Find the indices of the loudest frequencies
in each "bucket" of frequencies (for every chunk).
These loud frequencies will become the
fingerprints that we'll use for matching.
Each chunk will be reduced to a tuple of
4 numbers which are 4 of the loudest frequencies
in that chunk. This tuple is then encoded into
a single 32 bit integer.
Generate a hash mapping the fingerprints
to the chunk numbers and files that they occurred in.
Chunk numbers are an approximation for the
timestamp in the file, and we'll use them
that way further on.
For the search path that has a greater combined file length
(in other words, basically "more data"), we combine all the
per-file hashes into one master hash. This maps every fingerprint
found in the search path to the chunk index and file that the fingerprint
was found in. To emphasize, this is not a hash of hashes, it
is a single hash. This means we can take a fingerprint and
make a constant-time lookup into the master hash and find at what
time and in what file this fingerprint also appears.

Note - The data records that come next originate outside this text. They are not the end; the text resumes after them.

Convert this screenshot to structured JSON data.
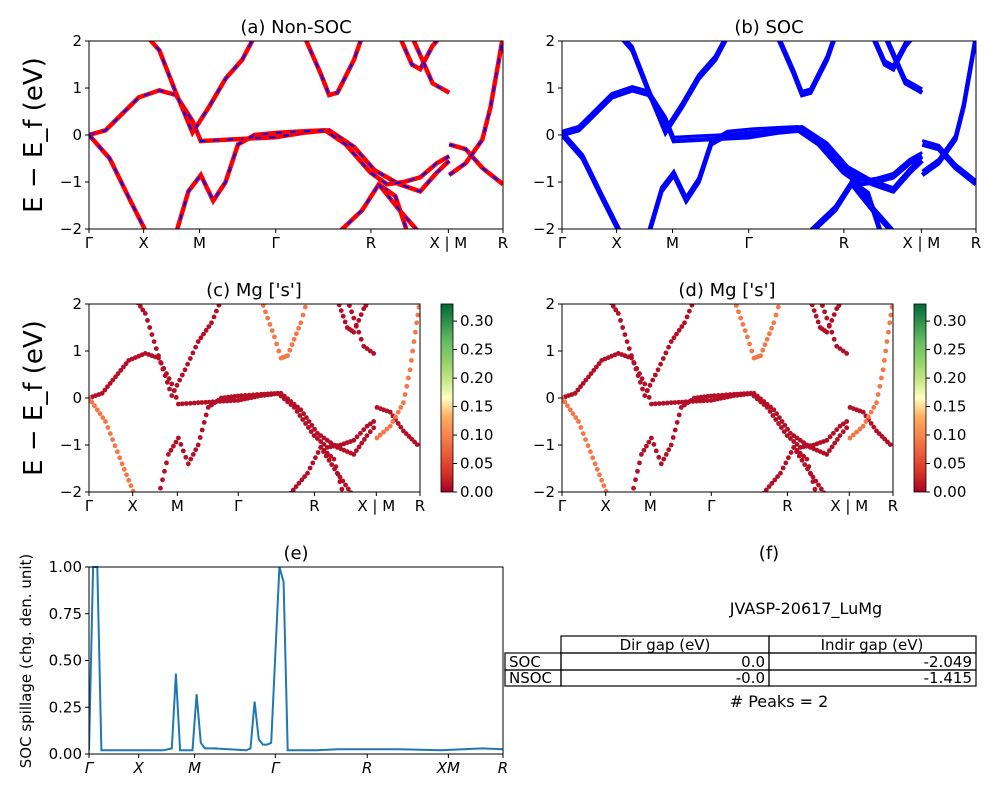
{
  "figure": {
    "ylabel_band": "E − E_f (eV)",
    "ylabel_band_sub": "f"
  },
  "chart_data": [
    {
      "id": "a",
      "type": "line",
      "title": "(a) Non-SOC",
      "xticks": [
        "Γ",
        "X",
        "M",
        "Γ",
        "R",
        "X | M",
        "R"
      ],
      "yticks": [
        "2",
        "1",
        "0",
        "−1",
        "−2"
      ],
      "ylim": [
        -2,
        2
      ],
      "series_colors": [
        "#ff0000",
        "#0000ff"
      ],
      "style": "red bands with blue dashes (SOC and non-SOC overlaid)"
    },
    {
      "id": "b",
      "type": "line",
      "title": "(b) SOC",
      "xticks": [
        "Γ",
        "X",
        "M",
        "Γ",
        "R",
        "X | M",
        "R"
      ],
      "yticks": [
        "2",
        "1",
        "0",
        "−1",
        "−2"
      ],
      "ylim": [
        -2,
        2
      ],
      "series_colors": [
        "#0000ff"
      ]
    },
    {
      "id": "c",
      "type": "scatter",
      "title": "(c)  Mg ['s']",
      "xticks": [
        "Γ",
        "X",
        "M",
        "Γ",
        "R",
        "X | M",
        "R"
      ],
      "yticks": [
        "2",
        "1",
        "0",
        "−1",
        "−2"
      ],
      "ylim": [
        -2,
        2
      ],
      "colorbar": {
        "ticks": [
          "0.30",
          "0.25",
          "0.20",
          "0.15",
          "0.10",
          "0.05",
          "0.00"
        ],
        "range": [
          0,
          0.33
        ],
        "cmap": "RdYlGn"
      }
    },
    {
      "id": "d",
      "type": "scatter",
      "title": "(d) Mg ['s']",
      "xticks": [
        "Γ",
        "X",
        "M",
        "Γ",
        "R",
        "X | M",
        "R"
      ],
      "yticks": [
        "2",
        "1",
        "0",
        "−1",
        "−2"
      ],
      "ylim": [
        -2,
        2
      ],
      "colorbar": {
        "ticks": [
          "0.30",
          "0.25",
          "0.20",
          "0.15",
          "0.10",
          "0.05",
          "0.00"
        ],
        "range": [
          0,
          0.33
        ],
        "cmap": "RdYlGn"
      }
    },
    {
      "id": "e",
      "type": "line",
      "title": "(e)",
      "ylabel": "SOC spillage (chg. den. unit)",
      "xticks": [
        "Γ",
        "X",
        "M",
        "Γ",
        "R",
        "XM",
        "R"
      ],
      "yticks": [
        "1.00",
        "0.75",
        "0.50",
        "0.25",
        "0.00"
      ],
      "ylim": [
        0,
        1.0
      ],
      "color": "#1f77b4",
      "x": [
        0,
        0.01,
        0.02,
        0.03,
        0.05,
        0.1,
        0.18,
        0.2,
        0.21,
        0.22,
        0.23,
        0.25,
        0.26,
        0.27,
        0.28,
        0.29,
        0.3,
        0.3,
        0.31,
        0.3,
        0.38,
        0.39,
        0.4,
        0.41,
        0.42,
        0.43,
        0.44,
        0.46,
        0.47,
        0.48,
        0.5,
        0.52,
        0.55,
        0.6,
        0.75,
        0.85,
        0.95,
        1.0
      ],
      "values": [
        0.02,
        1.0,
        1.0,
        0.02,
        0.02,
        0.02,
        0.02,
        0.03,
        0.43,
        0.02,
        0.02,
        0.02,
        0.32,
        0.06,
        0.03,
        0.03,
        0.03,
        0.03,
        0.03,
        0.03,
        0.02,
        0.03,
        0.28,
        0.08,
        0.05,
        0.05,
        0.06,
        1.0,
        0.92,
        0.02,
        0.02,
        0.02,
        0.02,
        0.025,
        0.025,
        0.02,
        0.03,
        0.025
      ]
    }
  ],
  "panel_f": {
    "title": "(f)",
    "material": "JVASP-20617_LuMg",
    "headers": [
      "",
      "Dir gap (eV)",
      "Indir gap (eV)"
    ],
    "rows": [
      {
        "label": "SOC",
        "dir": "0.0",
        "indir": "-2.049"
      },
      {
        "label": "NSOC",
        "dir": "-0.0",
        "indir": "-1.415"
      }
    ],
    "peaks": "# Peaks = 2"
  }
}
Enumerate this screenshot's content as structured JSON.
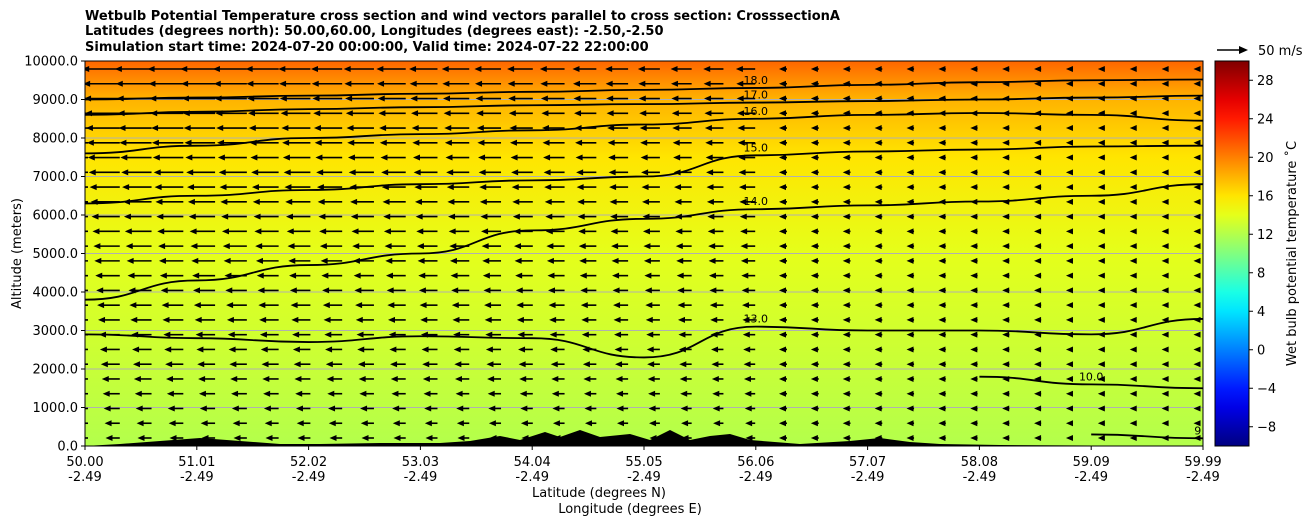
{
  "chart_data": {
    "type": "heatmap",
    "title_lines": [
      "Wetbulb Potential Temperature cross section and wind vectors parallel to cross section: CrosssectionA",
      "Latitudes (degrees north): 50.00,60.00, Longitudes (degrees east): -2.50,-2.50",
      "Simulation start time: 2024-07-20 00:00:00, Valid time: 2024-07-22 22:00:00"
    ],
    "ylabel": "Altitude (meters)",
    "xlabel_lines": [
      "Latitude (degrees N)",
      "Longitude (degrees E)"
    ],
    "ylim": [
      0,
      10000
    ],
    "y_ticks": [
      "0.0",
      "1000.0",
      "2000.0",
      "3000.0",
      "4000.0",
      "5000.0",
      "6000.0",
      "7000.0",
      "8000.0",
      "9000.0",
      "10000.0"
    ],
    "x_ticks": [
      {
        "lat": "50.00",
        "lon": "-2.49"
      },
      {
        "lat": "51.01",
        "lon": "-2.49"
      },
      {
        "lat": "52.02",
        "lon": "-2.49"
      },
      {
        "lat": "53.03",
        "lon": "-2.49"
      },
      {
        "lat": "54.04",
        "lon": "-2.49"
      },
      {
        "lat": "55.05",
        "lon": "-2.49"
      },
      {
        "lat": "56.06",
        "lon": "-2.49"
      },
      {
        "lat": "57.07",
        "lon": "-2.49"
      },
      {
        "lat": "58.08",
        "lon": "-2.49"
      },
      {
        "lat": "59.09",
        "lon": "-2.49"
      },
      {
        "lat": "59.99",
        "lon": "-2.49"
      }
    ],
    "grid": "horizontal",
    "colorbar": {
      "label": "Wet bulb potential temperature ˚C",
      "range": [
        -10,
        30
      ],
      "ticks": [
        "−8",
        "−4",
        "0",
        "4",
        "8",
        "12",
        "16",
        "20",
        "24",
        "28"
      ],
      "colormap": "jet"
    },
    "quiver_key": {
      "label": "50 m/s"
    },
    "contours": [
      {
        "value": 18,
        "label": "18.0",
        "altitudes_m": [
          9000,
          9050,
          9100,
          9150,
          9200,
          9250,
          9300,
          9380,
          9450,
          9500,
          9520
        ]
      },
      {
        "value": 17,
        "label": "17.0",
        "altitudes_m": [
          8600,
          8680,
          8750,
          8800,
          8850,
          8880,
          8920,
          8960,
          9000,
          9050,
          9100
        ]
      },
      {
        "value": 16,
        "label": "16.0",
        "altitudes_m": [
          7600,
          7800,
          8000,
          8100,
          8200,
          8350,
          8500,
          8600,
          8650,
          8600,
          8450
        ]
      },
      {
        "value": 15,
        "label": "15.0",
        "altitudes_m": [
          6300,
          6500,
          6650,
          6800,
          6900,
          7000,
          7550,
          7650,
          7700,
          7780,
          7800
        ]
      },
      {
        "value": 14,
        "label": "14.0",
        "altitudes_m": [
          3800,
          4300,
          4700,
          5000,
          5600,
          5900,
          6150,
          6250,
          6350,
          6500,
          6800
        ]
      },
      {
        "value": 13,
        "label": "13.0",
        "altitudes_m": [
          2900,
          2800,
          2700,
          2850,
          2800,
          2300,
          3100,
          3000,
          3000,
          2900,
          3300
        ]
      },
      {
        "value": 10,
        "label": "10.0",
        "altitudes_m": [
          null,
          null,
          null,
          null,
          null,
          null,
          null,
          null,
          1800,
          1600,
          1500
        ]
      },
      {
        "value": 9,
        "label": "9.0",
        "altitudes_m": [
          null,
          null,
          null,
          null,
          null,
          null,
          null,
          null,
          null,
          300,
          200
        ]
      }
    ],
    "fill_color_stops": [
      {
        "altitude_m": 10000,
        "value": 21
      },
      {
        "altitude_m": 9000,
        "value": 18
      },
      {
        "altitude_m": 7500,
        "value": 16
      },
      {
        "altitude_m": 5000,
        "value": 14
      },
      {
        "altitude_m": 2500,
        "value": 13
      },
      {
        "altitude_m": 0,
        "value": 12
      }
    ],
    "wind": {
      "direction": "southward",
      "strength_note": "strongest aloft in the south"
    }
  }
}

Now, for every file in the OTHER search path (the one
with less data in it), see what we get when look up
its fingerprints in the master hash. If we get a lot of matches
at consistent time differences in a single file, then we might
have a match.
The length of the shorter file in important
to deciding whether two audio files match.
max_offset is the highest number of times that two matching
hash keys were found with the same time difference
relative to each other.
The match score is the ratio of max_offset (as explained above)
to the length of the shorter file. A short file that should
match another file will result in less matching fingerprints
than a long file would, so we take this into account. At the
same time, a long file that should *not* match another file
will generate a decent number of matching fingerprints by
pure chance, so this corrects for that as well.
What's really cool is that our matching algorithm scales about
linearly with the size of the input, not quadratically. In order words,
the time to compare two directories of n files is about 2n, not n^2.